Edward Champion Streatfeild (16 June 1870 - 22 August 1932) was an English cricketer who played 38 matches of first-class cricket between 1890 and 1893.

Streatfeild was born in Nutfield, Surrey, son of Alexander Streatfeild (1837–1887) and Helen McNeill (1838–1902). He was a member of the Streatfeild family, a well known family in Kent. He was the first cousin of William Streatfeild, bishop of Lewes, and his grandmother, Hannah Fry, was the daughter of the prison reformer, Elizabeth Fry. He was educated at Charterhouse School and Pembroke College, Cambridge.
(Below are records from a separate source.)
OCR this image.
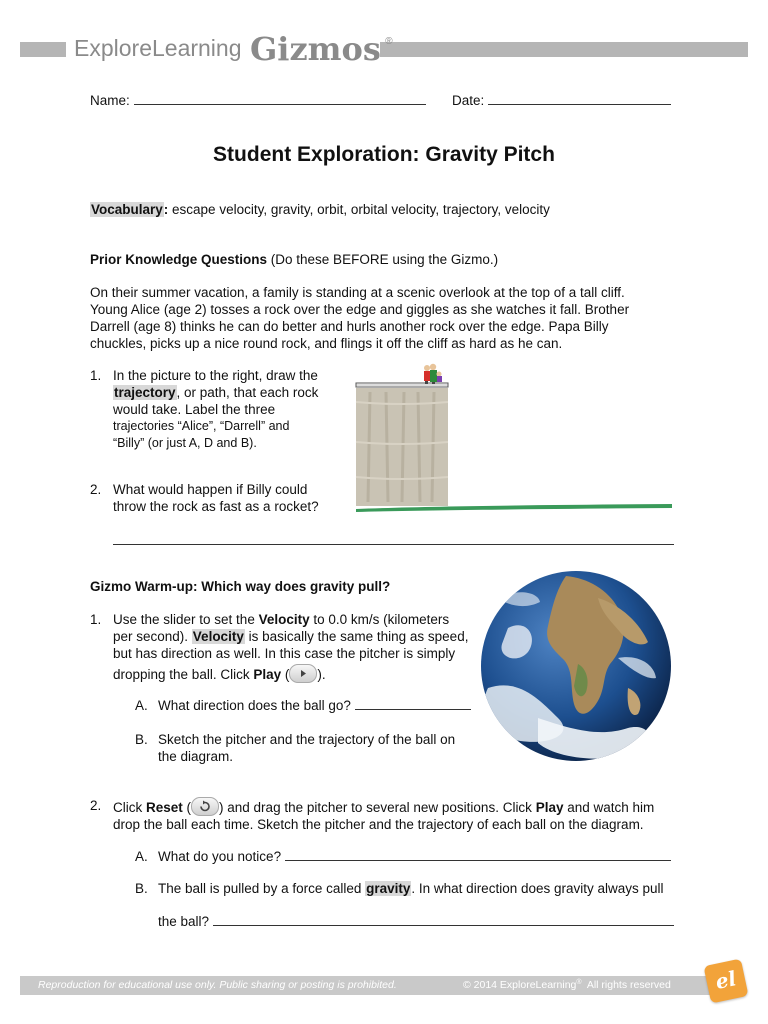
ExploreLearning Gizmos ®
Name:	Date:
Student Exploration: Gravity Pitch
Vocabulary: escape velocity, gravity, orbit, orbital velocity, trajectory, velocity
Prior Knowledge Questions (Do these BEFORE using the Gizmo.)
On their summer vacation, a family is standing at a scenic overlook at the top of a tall cliff.
Young Alice (age 2) tosses a rock over the edge and giggles as she watches it fall. Brother
Darrell (age 8) thinks he can do better and hurls another rock over the edge. Papa Billy
chuckles, picks up a nice round rock, and flings it off the cliff as hard as he can.
1. In the picture to the right, draw the
trajectory, or path, that each rock
would take. Label the three
trajectories “Alice”, “Darrell” and
“Billy” (or just A, D and B).
2. What would happen if Billy could
throw the rock as fast as a rocket?
Gizmo Warm-up: Which way does gravity pull?
1. Use the slider to set the Velocity to 0.0 km/s (kilometers
per second). Velocity is basically the same thing as speed,
but has direction as well. In this case the pitcher is simply
dropping the ball. Click Play ( ).
A. What direction does the ball go?
B. Sketch the pitcher and the trajectory of the ball on
the diagram.
2. Click Reset ( ) and drag the pitcher to several new positions. Click Play and watch him
drop the ball each time. Sketch the pitcher and the trajectory of each ball on the diagram.
A. What do you notice?
B. The ball is pulled by a force called gravity. In what direction does gravity always pull
the ball?
Reproduction for educational use only. Public sharing or posting is prohibited.	© 2014 ExploreLearning®  All rights reserved	el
In all, Streatfeild played in nine first-class cricket matches for Surrey County Cricket Club between 1890 and 1892, scoring 185 runs at an average of 15.41. He also played first-class cricket for Cambridge University and Marylebone Cricket Club. His highest score in first-class cricket was 145 for Cambridge University (Past and Present) against the Australian team of 1890; he hit so brilliantly that he made the runs in 110 minutes.

His brother Alexander Streatfeild-Moore (1863–1940), who was born in Kent, also played first-class cricket for Kent County Cricket Club between 1885 and 1888.

After some years as a teacher, he worked as an Inspector of schools from 1898 to 1919.

Edward Streatfeild died on 22 August 1932 at Esperance, Eastbourne, Sussex, aged 62.